Seeing the Statute of Liberty off in the distance made me wonder how the immigrants must have felt. I know how I feel so I can’t imagine the emotion that stirred within them. A symbol of freedom. I appreciate being a citizen of the United States.
We came into New York up the River on a Sunday. The ferry and boat traffic was incredible and the throngs of people everywhere one looked was mind boggling. Heavy security was prevalent. Coast Guard boats with automatic weapons came alongside our boats. Helicopters hovered by the United Nations.
The trip today invoked an array of feelings and emotions. The exhilaration I felt as we passed under Throggs Neck Bridge and headed down the East River to the City lifted my spirits high. Going down through the infamous Hell Gate and up the East River we passed the prison on Riker’s Island and it made me reflect upon all the bad people in there and why were they so bad. Planes flew out of the ground into the air at LaGuardia. Children played basketball and soccer along the shore while families enjoyed picnics. There were ruins and traffic and the noise going under the bridges from the cars and trucks overhead was like thunder up close.
The construction of the new tower where the twin towers once stood was impressive to say the least. Billy, Linda and I went into the city up the Hudson where we imagined Sully landing “we’re going down in the Hudson” and what it must have been like for those people standing on the wing knowing they were alive.

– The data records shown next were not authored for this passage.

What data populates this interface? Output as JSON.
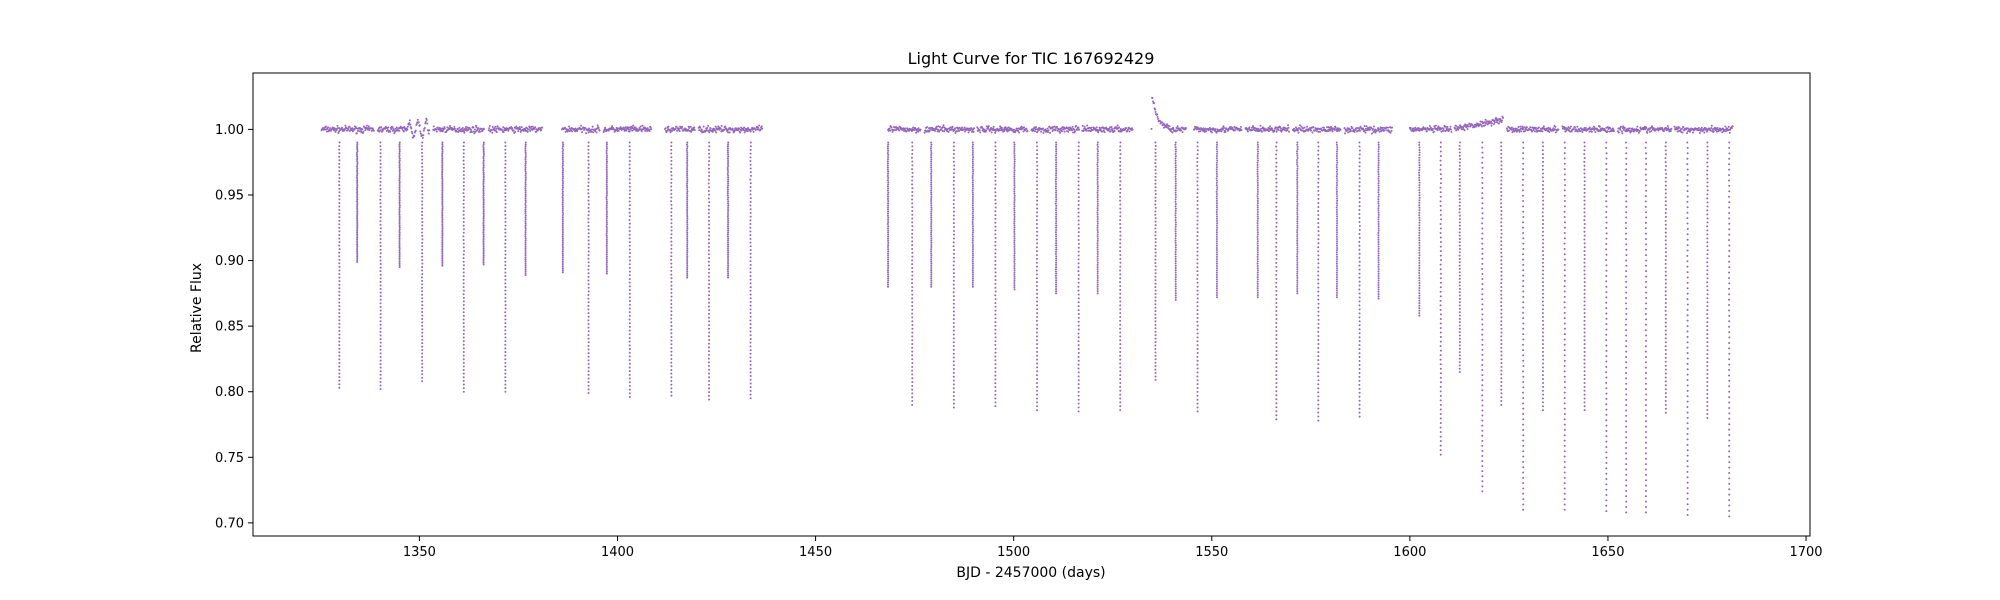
{
  "chart_data": {
    "type": "scatter",
    "title": "Light Curve for TIC 167692429",
    "xlabel": "BJD - 2457000 (days)",
    "ylabel": "Relative Flux",
    "xlim": [
      1308,
      1701
    ],
    "ylim": [
      0.69,
      1.043
    ],
    "xticks": [
      1350,
      1400,
      1450,
      1500,
      1550,
      1600,
      1650,
      1700
    ],
    "yticks": [
      0.7,
      0.75,
      0.8,
      0.85,
      0.9,
      0.95,
      1.0
    ],
    "xtick_labels": [
      "1350",
      "1400",
      "1450",
      "1500",
      "1550",
      "1600",
      "1650",
      "1700"
    ],
    "ytick_labels": [
      "0.70",
      "0.75",
      "0.80",
      "0.85",
      "0.90",
      "0.95",
      "1.00"
    ],
    "grid": false,
    "legend": "none",
    "marker_color": "#9467bd",
    "series": [
      {
        "segments": [
          [
            1325.3,
            1338.5
          ],
          [
            1339.5,
            1352.5
          ],
          [
            1353.5,
            1366.3
          ],
          [
            1367.5,
            1381.0
          ],
          [
            1386.0,
            1395.5
          ],
          [
            1396.5,
            1408.5
          ],
          [
            1412.0,
            1419.5
          ],
          [
            1420.5,
            1436.5
          ],
          [
            1468.3,
            1476.5
          ],
          [
            1477.5,
            1490.0
          ],
          [
            1490.8,
            1503.5
          ],
          [
            1504.5,
            1516.5
          ],
          [
            1517.3,
            1530.0
          ],
          [
            1534.8,
            1543.5
          ],
          [
            1545.5,
            1557.5
          ],
          [
            1558.5,
            1569.5
          ],
          [
            1570.5,
            1582.5
          ],
          [
            1583.5,
            1595.5
          ],
          [
            1600.0,
            1610.5
          ],
          [
            1611.3,
            1623.5
          ],
          [
            1624.5,
            1637.5
          ],
          [
            1638.5,
            1651.5
          ],
          [
            1652.5,
            1666.0
          ],
          [
            1666.8,
            1681.5
          ]
        ],
        "dips": [
          [
            1329.8,
            0.803
          ],
          [
            1334.3,
            0.899
          ],
          [
            1340.2,
            0.802
          ],
          [
            1345.0,
            0.895
          ],
          [
            1350.7,
            0.808
          ],
          [
            1355.8,
            0.896
          ],
          [
            1361.2,
            0.8
          ],
          [
            1366.2,
            0.897
          ],
          [
            1371.7,
            0.8
          ],
          [
            1376.8,
            0.889
          ],
          [
            1386.2,
            0.891
          ],
          [
            1392.7,
            0.799
          ],
          [
            1397.3,
            0.89
          ],
          [
            1403.1,
            0.796
          ],
          [
            1413.6,
            0.797
          ],
          [
            1417.6,
            0.887
          ],
          [
            1423.1,
            0.794
          ],
          [
            1427.9,
            0.887
          ],
          [
            1433.6,
            0.795
          ],
          [
            1468.3,
            0.88
          ],
          [
            1474.4,
            0.79
          ],
          [
            1479.2,
            0.88
          ],
          [
            1484.9,
            0.788
          ],
          [
            1489.7,
            0.88
          ],
          [
            1495.4,
            0.789
          ],
          [
            1500.2,
            0.878
          ],
          [
            1505.9,
            0.786
          ],
          [
            1510.7,
            0.875
          ],
          [
            1516.4,
            0.785
          ],
          [
            1521.2,
            0.875
          ],
          [
            1526.9,
            0.786
          ],
          [
            1535.8,
            0.809
          ],
          [
            1540.9,
            0.87
          ],
          [
            1546.4,
            0.785
          ],
          [
            1551.3,
            0.872
          ],
          [
            1561.6,
            0.872
          ],
          [
            1566.3,
            0.779
          ],
          [
            1571.6,
            0.875
          ],
          [
            1576.9,
            0.778
          ],
          [
            1581.6,
            0.872
          ],
          [
            1587.3,
            0.781
          ],
          [
            1592.1,
            0.871
          ],
          [
            1602.4,
            0.858
          ],
          [
            1607.8,
            0.752
          ],
          [
            1612.6,
            0.815
          ],
          [
            1618.3,
            0.724
          ],
          [
            1623.1,
            0.79
          ],
          [
            1628.6,
            0.71
          ],
          [
            1633.6,
            0.786
          ],
          [
            1639.1,
            0.71
          ],
          [
            1644.1,
            0.786
          ],
          [
            1649.6,
            0.709
          ],
          [
            1654.6,
            0.708
          ],
          [
            1659.6,
            0.708
          ],
          [
            1664.6,
            0.784
          ],
          [
            1670.1,
            0.706
          ],
          [
            1675.1,
            0.78
          ],
          [
            1680.6,
            0.705
          ]
        ]
      }
    ]
  }
}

We circumnavigated the site of the 9/11 attack and talked about what it would have been like and couldn’t fathom what the people went through. Tickets to actually get in weren’t available but the city adventure was well worth the $3 per foot to dock the boat for a couple hours. The memorials are heartbreaking. The air feels thick. There is security and police everywhere. The construction of the new building made me ponder the resilience and perseverance of the New York people. Ladder Co. 10 adjacent to the site and the firefighter memorial made you stop, stare and be there almost trance like without realization. Trying to mail some post cards there were no street side boxes. Sitting for a sandwich, when I asked a couple people if they could drop my postcards in the mail at their office, they were hesitant and not trusting of me. The third person I asked was a couple women sitting beside us. They took the post cards, with hesitation. Come to find out one of them was in town from Marshfield, the town right beside Scituate. Today was a day that exhausted you from being happy, exhuberant, exhilarated to saddened, contemplative and appreciative of what you have. A big high to a big low — but bringing yourself back up in true admiration of these people we call New Yorkers.